A menos que Dilma escolha uma dupla de magistrados fechados com
a tese da lâmina, são grandes as chances de o atual presidente da Câmara, Marco
Maia (PT-RS), sorrir por último. Nesta segunda-feira, mesmo depois de ter sido
chamado de "irresponsável" por Celso de Mello, Maia reiterou:
"Houve uma ingerência sobre um Poder que tem garantido pela Constituição o
direito de cassações de mandatos dos seus parlamentares."

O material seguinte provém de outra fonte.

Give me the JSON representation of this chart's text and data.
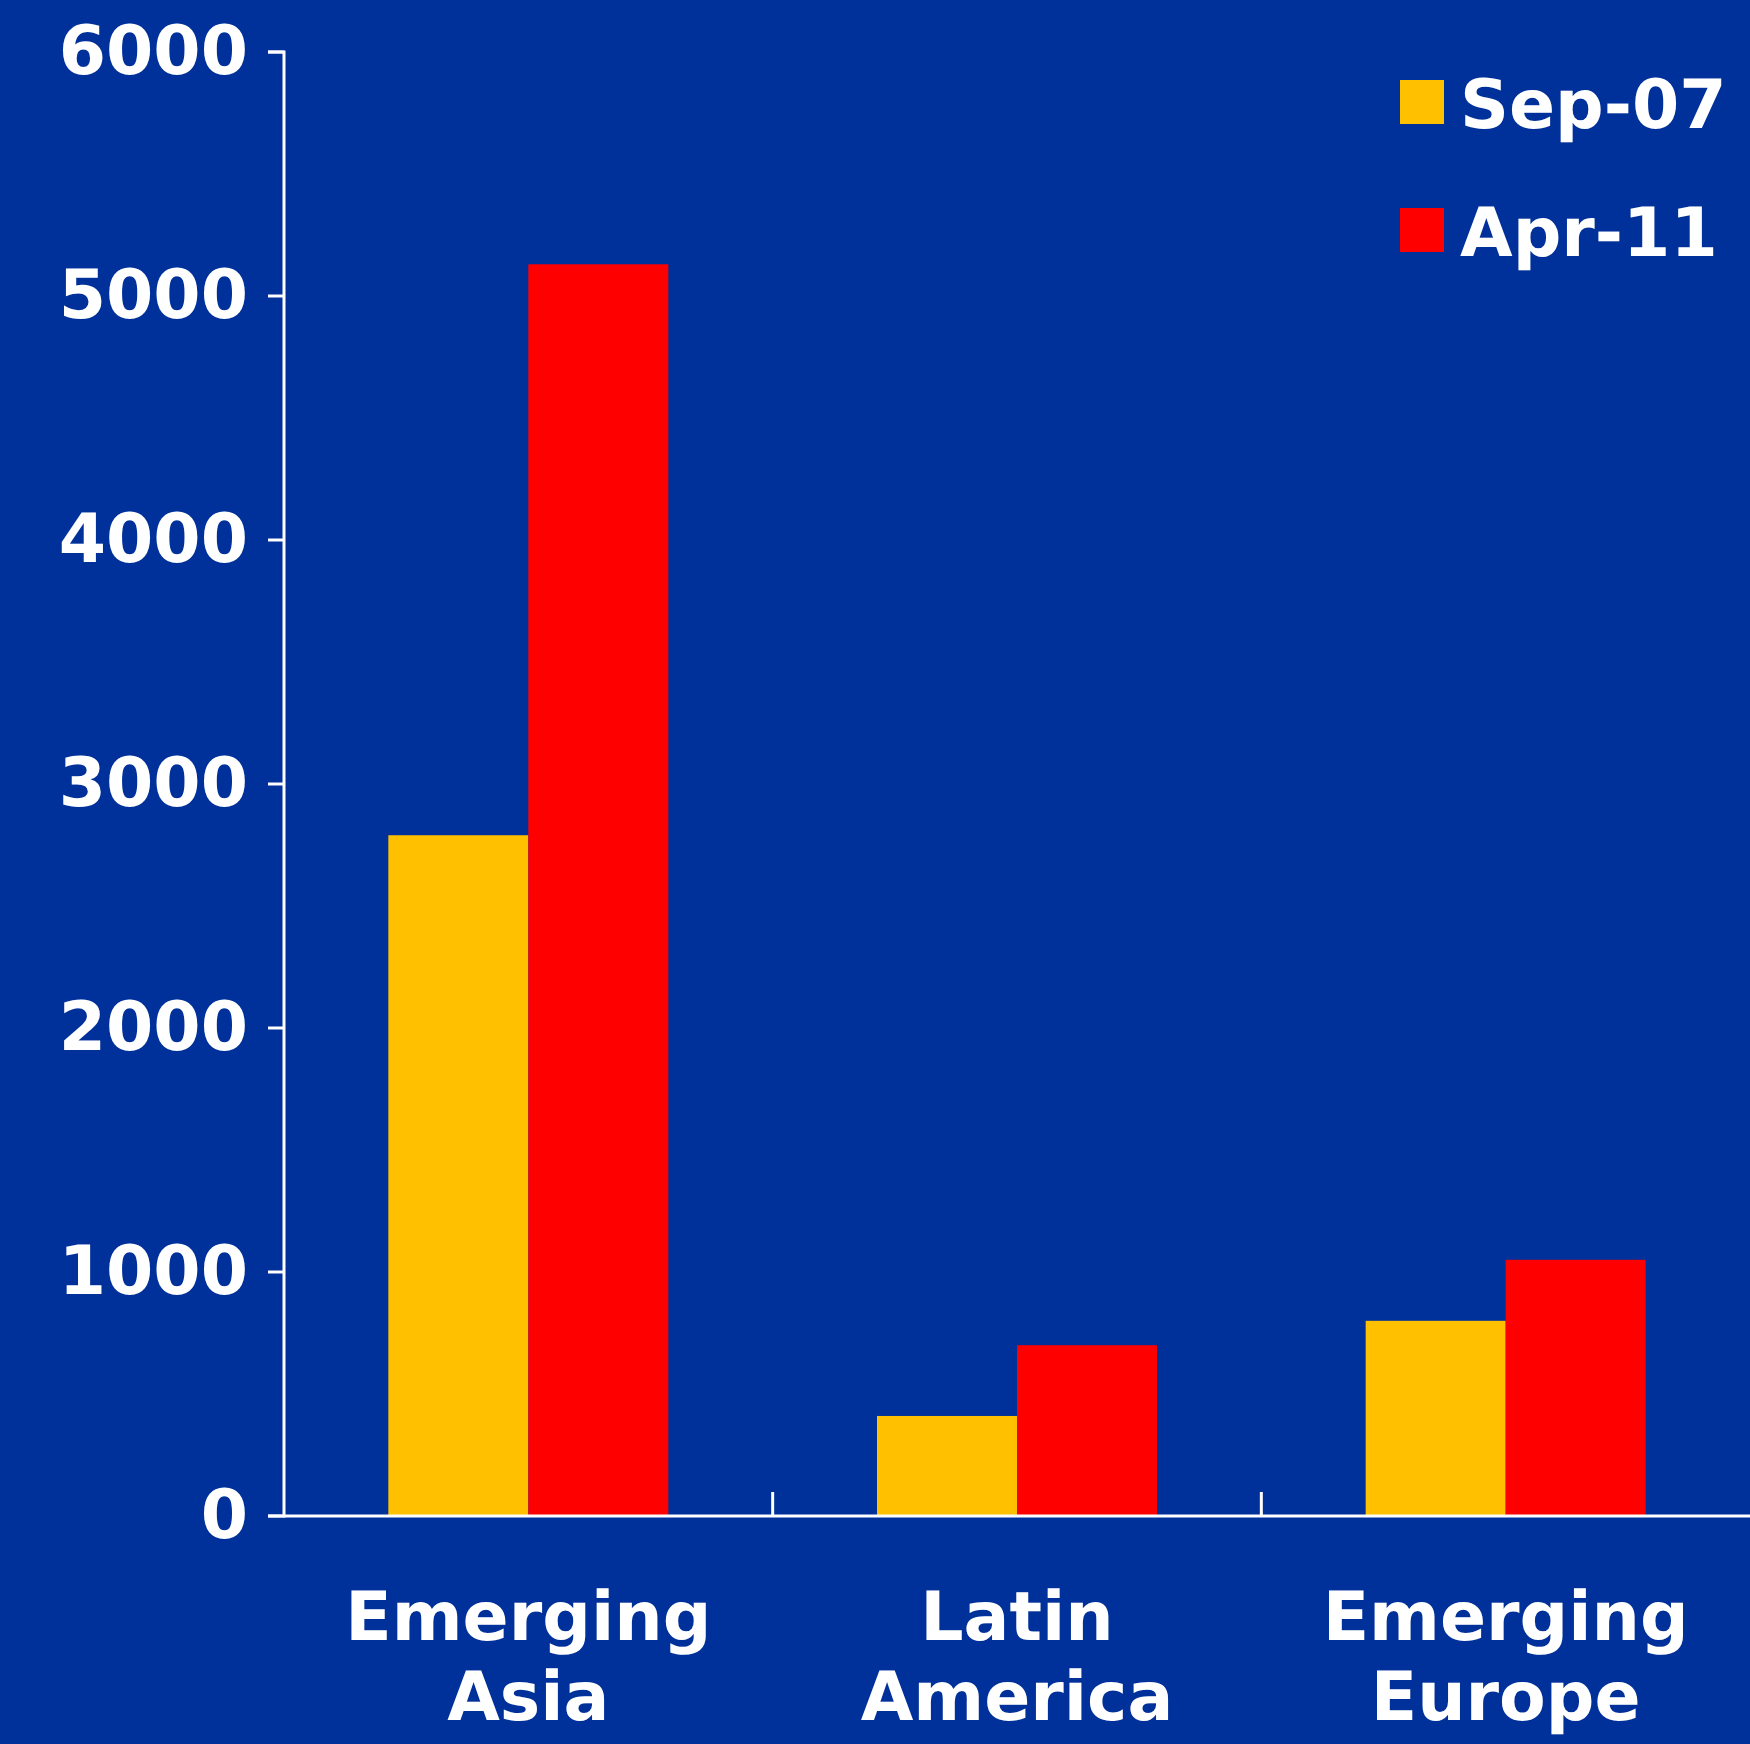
{
  "chart_data": {
    "type": "bar",
    "categories": [
      "Emerging Asia",
      "Latin America",
      "Emerging Europe"
    ],
    "series": [
      {
        "name": "Sep-07",
        "color": "#ffc000",
        "values": [
          2790,
          410,
          800
        ]
      },
      {
        "name": "Apr-11",
        "color": "#ff0000",
        "values": [
          5130,
          700,
          1050
        ]
      }
    ],
    "ylim": [
      0,
      6000
    ],
    "yticks": [
      0,
      1000,
      2000,
      3000,
      4000,
      5000,
      6000
    ],
    "legend": "top right",
    "grid": false
  }
}
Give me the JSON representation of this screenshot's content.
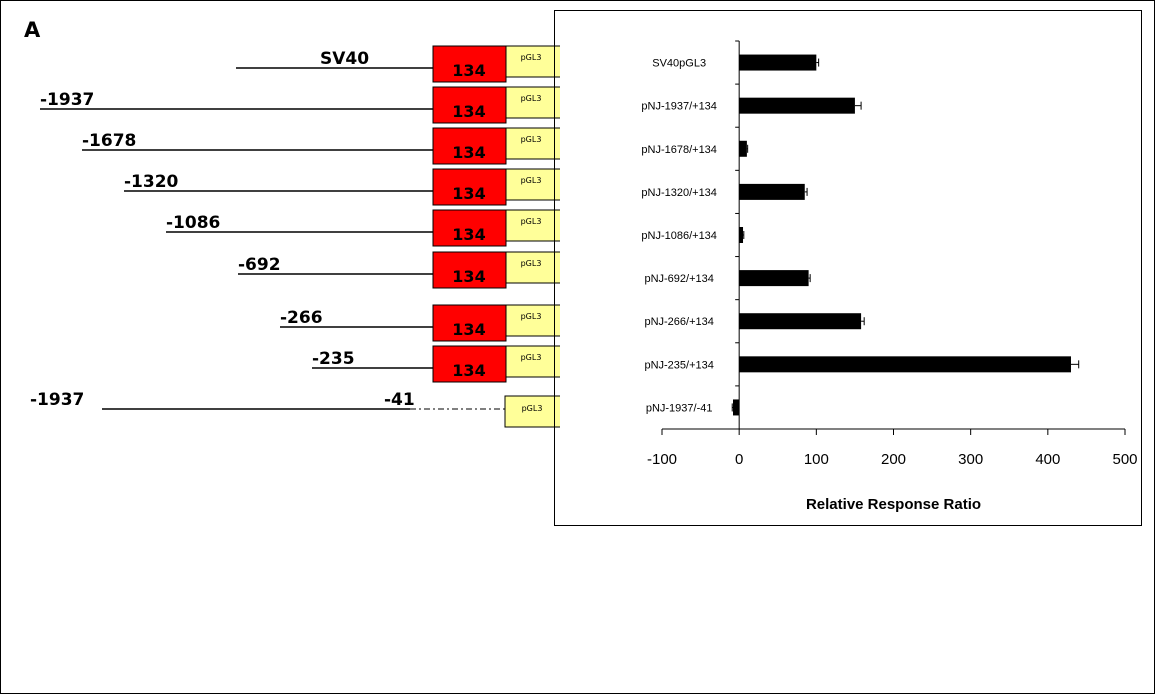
{
  "panel_label": "A",
  "constructs": [
    {
      "left_label": "SV40",
      "mid_label": "",
      "box_label": "134",
      "has_box": true,
      "dashed": false,
      "vector": "pGL3"
    },
    {
      "left_label": "-1937",
      "mid_label": "",
      "box_label": "134",
      "has_box": true,
      "dashed": false,
      "vector": "pGL3"
    },
    {
      "left_label": "-1678",
      "mid_label": "",
      "box_label": "134",
      "has_box": true,
      "dashed": false,
      "vector": "pGL3"
    },
    {
      "left_label": "-1320",
      "mid_label": "",
      "box_label": "134",
      "has_box": true,
      "dashed": false,
      "vector": "pGL3"
    },
    {
      "left_label": "-1086",
      "mid_label": "",
      "box_label": "134",
      "has_box": true,
      "dashed": false,
      "vector": "pGL3"
    },
    {
      "left_label": "-692",
      "mid_label": "",
      "box_label": "134",
      "has_box": true,
      "dashed": false,
      "vector": "pGL3"
    },
    {
      "left_label": "-266",
      "mid_label": "",
      "box_label": "134",
      "has_box": true,
      "dashed": false,
      "vector": "pGL3"
    },
    {
      "left_label": "-235",
      "mid_label": "",
      "box_label": "134",
      "has_box": true,
      "dashed": false,
      "vector": "pGL3"
    },
    {
      "left_label": "-1937",
      "mid_label": "-41",
      "box_label": "",
      "has_box": false,
      "dashed": true,
      "vector": "pGL3"
    }
  ],
  "colors": {
    "exon_box": "#ff0000",
    "vector_box": "#ffff99",
    "bar": "#000000"
  },
  "chart_data": {
    "type": "bar",
    "orientation": "horizontal",
    "categories": [
      "SV40pGL3",
      "pNJ-1937/+134",
      "pNJ-1678/+134",
      "pNJ-1320/+134",
      "pNJ-1086/+134",
      "pNJ-692/+134",
      "pNJ-266/+134",
      "pNJ-235/+134",
      "pNJ-1937/-41"
    ],
    "values": [
      100,
      150,
      10,
      85,
      5,
      90,
      158,
      430,
      -8
    ],
    "errors": [
      3,
      8,
      1,
      3,
      1,
      2,
      4,
      10,
      1
    ],
    "xlabel": "Relative Response Ratio",
    "ylabel": "",
    "title": "",
    "xlim": [
      -100,
      500
    ],
    "xticks": [
      -100,
      0,
      100,
      200,
      300,
      400,
      500
    ],
    "grid": false,
    "legend": "none"
  }
}
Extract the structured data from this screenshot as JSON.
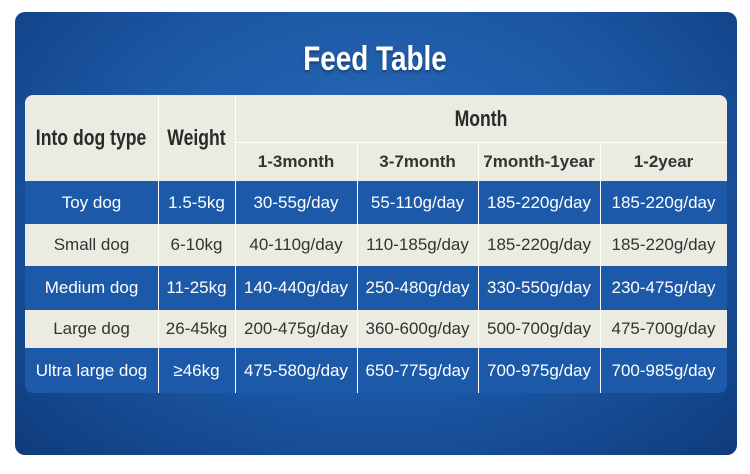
{
  "header": {
    "title": "Feed Table"
  },
  "table": {
    "columns": [
      "Into dog type",
      "Weight"
    ],
    "group": "Month",
    "subcolumns": [
      "1-3month",
      "3-7month",
      "7month-1year",
      "1-2year"
    ],
    "rows": [
      [
        "Toy dog",
        "1.5-5kg",
        "30-55g/day",
        "55-110g/day",
        "185-220g/day",
        "185-220g/day"
      ],
      [
        "Small dog",
        "6-10kg",
        "40-110g/day",
        "110-185g/day",
        "185-220g/day",
        "185-220g/day"
      ],
      [
        "Medium dog",
        "11-25kg",
        "140-440g/day",
        "250-480g/day",
        "330-550g/day",
        "230-475g/day"
      ],
      [
        "Large dog",
        "26-45kg",
        "200-475g/day",
        "360-600g/day",
        "500-700g/day",
        "475-700g/day"
      ],
      [
        "Ultra large dog",
        "≥46kg",
        "475-580g/day",
        "650-775g/day",
        "700-975g/day",
        "700-985g/day"
      ]
    ]
  }
}
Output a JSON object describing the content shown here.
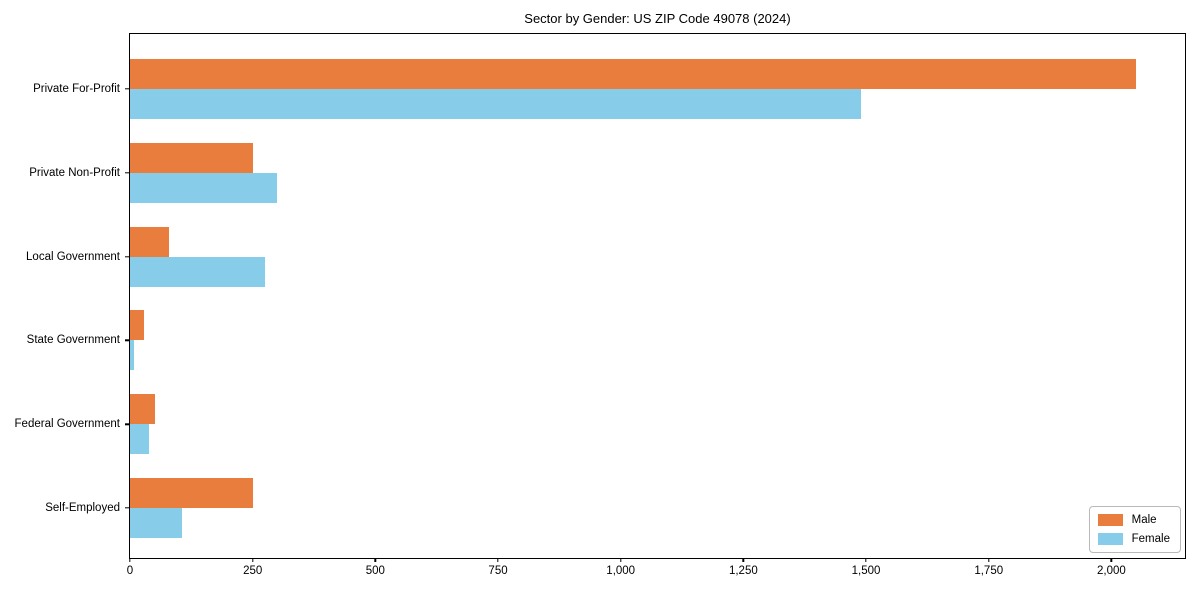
{
  "chart_data": {
    "type": "bar",
    "orientation": "horizontal",
    "title": "Sector by Gender: US ZIP Code 49078 (2024)",
    "categories": [
      "Private For-Profit",
      "Private Non-Profit",
      "Local Government",
      "State Government",
      "Federal Government",
      "Self-Employed"
    ],
    "series": [
      {
        "name": "Male",
        "color": "#e87d3d",
        "values": [
          2050,
          250,
          80,
          28,
          50,
          250
        ]
      },
      {
        "name": "Female",
        "color": "#87cde9",
        "values": [
          1490,
          300,
          275,
          9,
          38,
          105
        ]
      }
    ],
    "xlabel": "",
    "ylabel": "",
    "xlim": [
      0,
      2150
    ],
    "xticks": [
      0,
      250,
      500,
      750,
      1000,
      1250,
      1500,
      1750,
      2000
    ],
    "xtick_labels": [
      "0",
      "250",
      "500",
      "750",
      "1,000",
      "1,250",
      "1,500",
      "1,750",
      "2,000"
    ],
    "grid": false,
    "background": "#ffffff",
    "spine_color": "#000000",
    "legend": {
      "position": "lower-right",
      "items": [
        {
          "label": "Male",
          "color": "#e87d3d"
        },
        {
          "label": "Female",
          "color": "#87cde9"
        }
      ]
    }
  }
}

Além de Celso de Mello há apenas outros dois ministros que
chegaram ao STF antes da Era petista: Marco Aurélio Mello, indicado por
Fernando Collor; e Gilmar Mendes, guindado ao Supremo por Fernando Henrique
Cardoso. Todos os demais saíram das canetas de Lula e Dilma.
A dança de cadeiras tende a influenciar no julgamento de outros
recursos. Se Celso de Mello bater mesmo em retirada, hipótese que admitira há
quatro meses numa entrevista à repórter Mônica Bergamo, será a segunda baixa na
infantaria do 'mata-e-esfola'. A exemplo do recém-aposentado Ayres Britto, o
decano também seguiu os votos draconianos do relator Barbosa em 99,9% dos
casos.
Um dos advogados de grife que atuam no processo recordava na
noite passada que todos os réus que tiveram no mínimo quatro votos a favor da
absolvição recorrerão das sentenças condenatórias. Num julgamento permeado de
placares espremidos, a ausência de um par de magistrados duros pode significar
a migração de uma cana dura para um regime semi-aberto.